The pebbled beaches along the road connecting Paphos to Limassol are stunning. Crystal clear water surrounds a number of outlying unusual rock formations. Mythology revolves around one rock in particular, known to locals as Aphrodite’s Rock. Here, the sea foam created the goddess, who was then floated to shore on a shell. Legend has it that swimming around the structure bestows the visitor with beauty.
Ayia Napa Beaches
The series of 14 beautiful beaches lie along the eastern coast of Cyprus and have been continually awarded blue flags. Nissi Beach remains the most popular with the younger crowd, while Pantahou Beach, the longest of all, tends to attract families. Most offer an array of amenities that include changing rooms, showers, sunbeds and umbrellas, along with on-duty lifeguards and first-aid stations.

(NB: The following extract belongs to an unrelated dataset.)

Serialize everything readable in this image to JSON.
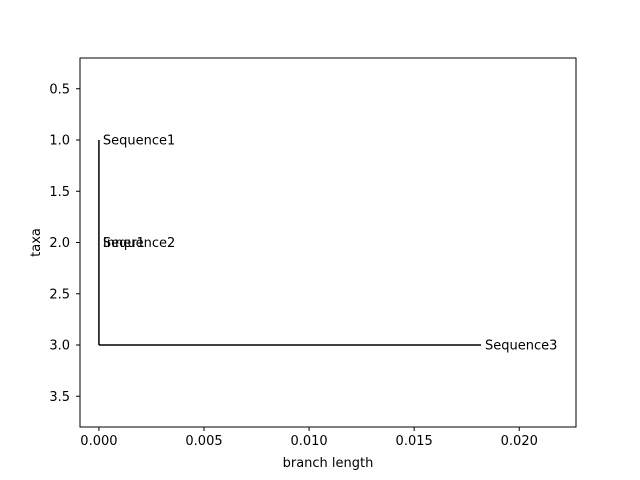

Originally constructed in the 13th century, the imposing tower-like fortress served as the command center for the Knights Templar. Standing 21 meters in height, the walls are 2.5 meters thick. One of the interesting features of the interior is the fresco of Christ. In later years, the castle became a storage house for sugar and other crops. A medieval sugar mill remains on the property. The castle is open to visitors to tour the interior and climb the stone, spiral staircase, which accesses the second floor and battlements. The top of the castle offers amazing views over the area.
Larnaca Salt Lake
The lake is actually four interconnected bodies of water that lie to the west of Larnaca. Considered a protected habitat, the lakes are surrounded by vegetation covered, undulating terrain. An estimated 80,000 species of birds arrive here to feed, including large flocks of pink flamingos. Legend has it that St. Lazarus cursed the once freshwater lakes after a local woman refused to give him food and water.
Paphos Archeological Park
The park contains the ruins of monuments, villas and other structures dating from prehistoric times into the Middle Ages. Many of the areas on display originated during Roman occupation. Some the monuments found here include the Asklipieion, the Agora, a Christian basilica and the Tombs of the Kings. Of particular interest are the intricately designed mosaics that create the floors of Roman villas. Highly detailed, the images illustrate everything from complex geometric patterns to well-defined scenes, animals, plants and mythological gods.